Why don’t animals have to wear clothes? That was the question posed by my daughter, who was three years old at the time. We may turn her question over and ask why humans shouldn’t go around naked because open nakedness was not always shameful.
In the beginning, Adam and Eve “were both naked and were not ashamed.” And why would they be? They didn’t know what nakedness was, let alone shame. They were, much like little children, ignorant and innocent of evil (1 Cor. 14:20). But after they had rebelled against God in the garden, they became aware of their nakedness for the first time and sought to hide their bodies from each other and from God in shame (Gen. 3:7-11). They bought their new knowledge with great pain (Gen. 3:16-18, 22-24).
From that point on, open nakedness became shameful. To see someone exposed is to witness their open shame (Gen. 9:22-23; Ex. 20:26; Lev. 18:6-18; Rev. 3:17-18; 16:15). To publicly expose a person’s nakedness was considered a form of punishment (Isa. 47:3; Hos. 2:3; Nah. 3:5). Idolatry was illustrated as “uncovering one’s nakedness” to strange gods (Ezek. 16; 23:18), whereas, covering another’s nakedness was an act of mercy (Ezek. 16:8; 18:7, 16; Hos. 2:9; Mt. 25:36).
After God’s pronouncements on the Serpent, Eve, and Adam, there are two rays of hope. First, Adam names his wife “Eve, because she was the mother of all living” (Gen. 3:20). “Eve” means ‘life-giver,’ which is especially hopeful in light of God’s earlier promise that the “seed of woman” would conquer the serpent (Gen. 3:15). Death slithered its way into God’s world but Life would crush it.
The next ray of hope comes through clothing. Though Adam and Eve had made clothes for themselves out of “fig leaves” these were evidently insufficient. In an act of mercy which foreshadowed greater acts to come, God made Adam and Eve “garments of skins and clothed them” (Gen. 3:21). Perhaps he did this because things “made with human hands” (Heb. 9:11) are inherently flawed. Also, notice the different material: animal hide instead of leaves. This more substantial covering indicates that the alienation of humanity from God was greater than they had realized. We are not told how God came by this skin, but it is not unreasonable to think that it required the death of the animal. If this is so, it would only be the first of many casualties to come in the war against sin.
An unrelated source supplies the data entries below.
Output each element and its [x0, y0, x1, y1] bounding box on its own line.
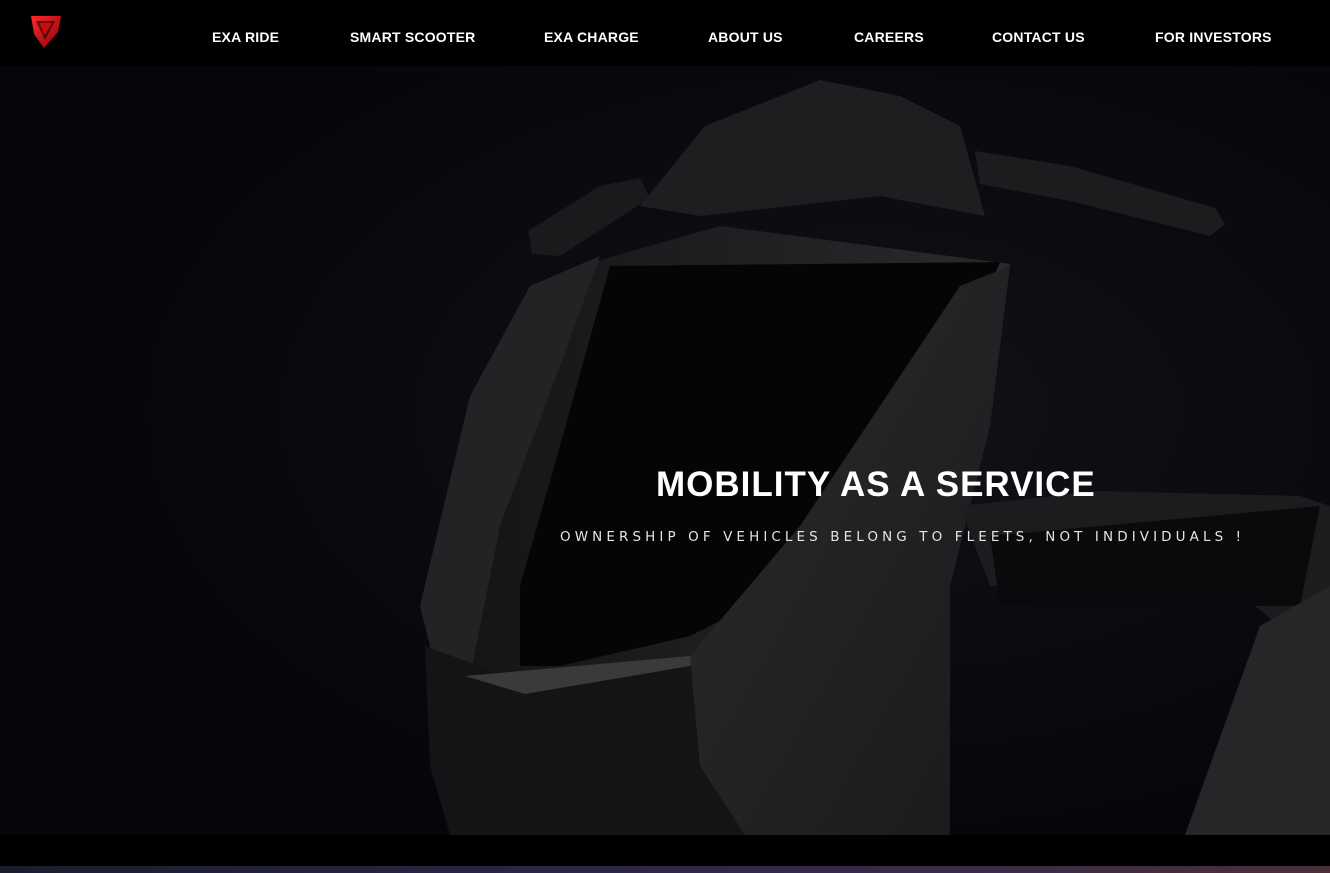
- footer-band: [0, 835, 1330, 873]
- scooter-hero-image: [0, 66, 1330, 835]
- hero-subtitle: OWNERSHIP OF VEHICLES BELONG TO FLEETS, …: [560, 529, 1246, 545]
- nav-item-careers[interactable]: CAREERS: [854, 28, 924, 46]
- nav-item-exa-charge[interactable]: EXA CHARGE: [544, 28, 639, 46]
- nav-item-about-us[interactable]: ABOUT US: [708, 28, 783, 46]
- main-nav: EXA RIDE SMART SCOOTER EXA CHARGE ABOUT …: [0, 0, 1330, 66]
- hero-title: MOBILITY AS A SERVICE: [656, 465, 1096, 504]
- nav-item-smart-scooter[interactable]: SMART SCOOTER: [350, 28, 476, 46]
- next-section-edge: [0, 866, 1330, 873]
- nav-item-contact-us[interactable]: CONTACT US: [992, 28, 1085, 46]
- hero-section: MOBILITY AS A SERVICE OWNERSHIP OF VEHIC…: [0, 66, 1330, 835]
- top-navigation-bar: EXA RIDE SMART SCOOTER EXA CHARGE ABOUT …: [0, 0, 1330, 66]
- nav-item-exa-ride[interactable]: EXA RIDE: [212, 28, 279, 46]
- nav-item-for-investors[interactable]: FOR INVESTORS: [1155, 28, 1272, 46]
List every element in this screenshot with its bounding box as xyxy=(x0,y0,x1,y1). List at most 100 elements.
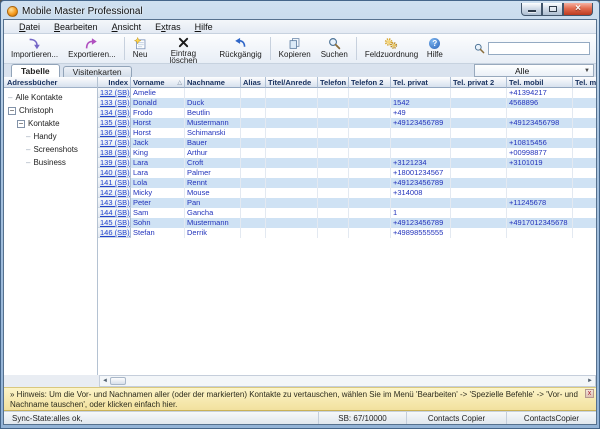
cell-index[interactable]: 138 (SB) xyxy=(98,148,131,158)
cell-tel-privat[interactable]: 1 xyxy=(391,208,451,218)
cell-telefon-2[interactable] xyxy=(349,208,391,218)
sidebar-item-kontakte[interactable]: −Kontakte xyxy=(4,117,97,130)
cell-titel-anrede[interactable] xyxy=(266,218,318,228)
filter-combobox[interactable]: Alle ▼ xyxy=(474,64,594,77)
cell-tel-privat-2[interactable] xyxy=(451,158,507,168)
cell-tel-privat-2[interactable] xyxy=(451,118,507,128)
cell-vorname[interactable]: King xyxy=(131,148,185,158)
cell-tel-privat[interactable]: +18001234567 xyxy=(391,168,451,178)
cell-vorname[interactable]: Amelie xyxy=(131,88,185,98)
cell-tel-mobil[interactable]: +3101019 xyxy=(507,158,573,168)
cell-index[interactable]: 136 (SB) xyxy=(98,128,131,138)
cell-vorname[interactable]: Horst xyxy=(131,128,185,138)
cell-index[interactable]: 143 (SB) xyxy=(98,198,131,208)
table-row[interactable]: 141 (SB)LolaRennt+49123456789 xyxy=(98,178,596,188)
cell-nachname[interactable]: Duck xyxy=(185,98,241,108)
cell-tel-mobil[interactable] xyxy=(507,108,573,118)
cell-telefon-2[interactable] xyxy=(349,228,391,238)
cell-alias[interactable] xyxy=(241,138,266,148)
cell-titel-anrede[interactable] xyxy=(266,228,318,238)
tab-visitenkarten[interactable]: Visitenkarten xyxy=(63,66,132,77)
cell-alias[interactable] xyxy=(241,118,266,128)
sidebar-item-screenshots[interactable]: –Screenshots xyxy=(4,143,97,156)
cell-index[interactable]: 142 (SB) xyxy=(98,188,131,198)
cell-titel-anrede[interactable] xyxy=(266,188,318,198)
cell-index[interactable]: 139 (SB) xyxy=(98,158,131,168)
cell-telefon[interactable] xyxy=(318,118,349,128)
cell-tel-m[interactable] xyxy=(573,128,596,138)
cell-nachname[interactable]: Pan xyxy=(185,198,241,208)
cell-telefon-2[interactable] xyxy=(349,198,391,208)
search-input[interactable] xyxy=(488,42,590,55)
cell-index[interactable]: 146 (SB) xyxy=(98,228,131,238)
column-header-index[interactable]: Index xyxy=(98,77,131,88)
cell-alias[interactable] xyxy=(241,98,266,108)
cell-nachname[interactable]: Mouse xyxy=(185,188,241,198)
cell-tel-m[interactable] xyxy=(573,118,596,128)
cell-nachname[interactable]: Beutlin xyxy=(185,108,241,118)
cell-alias[interactable] xyxy=(241,148,266,158)
collapse-icon[interactable]: − xyxy=(8,107,16,115)
column-header-tel-privat-2[interactable]: Tel. privat 2 xyxy=(451,77,507,88)
cell-nachname[interactable] xyxy=(185,88,241,98)
hint-bar[interactable]: » Hinweis: Um die Vor- und Nachnamen all… xyxy=(4,387,596,411)
cell-telefon[interactable] xyxy=(318,208,349,218)
cell-tel-m[interactable] xyxy=(573,98,596,108)
hint-close-button[interactable]: x xyxy=(585,389,594,398)
cell-telefon[interactable] xyxy=(318,228,349,238)
cell-tel-privat-2[interactable] xyxy=(451,138,507,148)
cell-tel-privat-2[interactable] xyxy=(451,168,507,178)
scroll-right-icon[interactable]: ► xyxy=(585,376,595,386)
cell-tel-privat[interactable] xyxy=(391,198,451,208)
cell-telefon-2[interactable] xyxy=(349,118,391,128)
cell-alias[interactable] xyxy=(241,218,266,228)
table-row[interactable]: 143 (SB)PeterPan+11245678 xyxy=(98,198,596,208)
cell-vorname[interactable]: Lara xyxy=(131,158,185,168)
cell-nachname[interactable]: Gancha xyxy=(185,208,241,218)
cell-telefon[interactable] xyxy=(318,158,349,168)
cell-alias[interactable] xyxy=(241,168,266,178)
column-header-tel-privat[interactable]: Tel. privat xyxy=(391,77,451,88)
column-header-titel-anrede[interactable]: Titel/Anrede xyxy=(266,77,318,88)
cell-tel-privat[interactable]: +49 xyxy=(391,108,451,118)
cell-index[interactable]: 141 (SB) xyxy=(98,178,131,188)
cell-tel-mobil[interactable]: +00998877 xyxy=(507,148,573,158)
scroll-left-icon[interactable]: ◄ xyxy=(100,376,110,386)
toolbar-button-kopieren[interactable]: Kopieren xyxy=(274,35,316,62)
cell-vorname[interactable]: Lara xyxy=(131,168,185,178)
toolbar-button-ruckgangig[interactable]: Rückgängig xyxy=(214,35,266,62)
cell-telefon-2[interactable] xyxy=(349,88,391,98)
cell-vorname[interactable]: Peter xyxy=(131,198,185,208)
cell-telefon[interactable] xyxy=(318,198,349,208)
cell-tel-mobil[interactable] xyxy=(507,128,573,138)
toolbar-button-feldzuordnung[interactable]: Feldzuordnung xyxy=(360,35,422,62)
cell-alias[interactable] xyxy=(241,158,266,168)
cell-telefon-2[interactable] xyxy=(349,168,391,178)
cell-telefon[interactable] xyxy=(318,108,349,118)
table-row[interactable]: 145 (SB)SohnMustermann+49123456789+49170… xyxy=(98,218,596,228)
cell-tel-m[interactable] xyxy=(573,108,596,118)
cell-titel-anrede[interactable] xyxy=(266,98,318,108)
column-header-vorname[interactable]: Vorname△ xyxy=(131,77,185,88)
cell-titel-anrede[interactable] xyxy=(266,198,318,208)
cell-telefon-2[interactable] xyxy=(349,158,391,168)
cell-vorname[interactable]: Micky xyxy=(131,188,185,198)
minimize-button[interactable] xyxy=(521,3,542,16)
cell-tel-m[interactable] xyxy=(573,188,596,198)
cell-titel-anrede[interactable] xyxy=(266,178,318,188)
cell-tel-m[interactable] xyxy=(573,228,596,238)
cell-tel-privat[interactable]: +49898555555 xyxy=(391,228,451,238)
menu-item-bearbeiten[interactable]: Bearbeiten xyxy=(47,20,105,33)
cell-tel-privat-2[interactable] xyxy=(451,228,507,238)
cell-telefon[interactable] xyxy=(318,188,349,198)
toolbar-button-hilfe[interactable]: ?Hilfe xyxy=(422,35,448,62)
cell-telefon[interactable] xyxy=(318,218,349,228)
cell-tel-privat-2[interactable] xyxy=(451,108,507,118)
cell-tel-mobil[interactable] xyxy=(507,188,573,198)
sidebar-item-business[interactable]: –Business xyxy=(4,156,97,169)
column-header-alias[interactable]: Alias xyxy=(241,77,266,88)
titlebar[interactable]: Mobile Master Professional × xyxy=(3,3,597,19)
cell-vorname[interactable]: Horst xyxy=(131,118,185,128)
cell-vorname[interactable]: Stefan xyxy=(131,228,185,238)
cell-tel-m[interactable] xyxy=(573,208,596,218)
This story teaches us at least two things. First, like Adam and Eve, we can never hide our nakedness and shame from God (Heb. 4:13). Second, God can cover our shame through the atoning sacrifice of Christ. The word translated as “atonement” has many nuances of meaning including “to cover.” In the Law, God allowed the blood of animals to make “atonement for your souls” (Lev. 17:11). The Israelites needed to know that sin invites death into the world and life was the only payment. Animal blood may have been better than “fig leaves” but it could never fully cleanse the conscience of the sinner and atone for sin.
John explains that “the blood of Jesus… cleanses us from all sin…” and “he will forgive us our sins…” because "he is the atoning sacrifice for our sins” (1 Jn. 1:7, 9; 2:2). John could see how Jesus fulfilled the entire sacrificial system of the Law. The Jewish Day of Atonement (Lev. 17) pointed to Jesus, a fact made plain by the Hebrew writer (Heb. 10). Therefore, what the blood of bulls and goats could never do, Jesus did by offering himself as a once-for-all atoning sacrifice to cover us. In Christ, we are “clothed” with him in baptism (Gal. 3:27) as we “put on” the new self (Col. 1:3-10) and wait to be “further clothed” in our resurrection bodies (2 Cor. 5:4).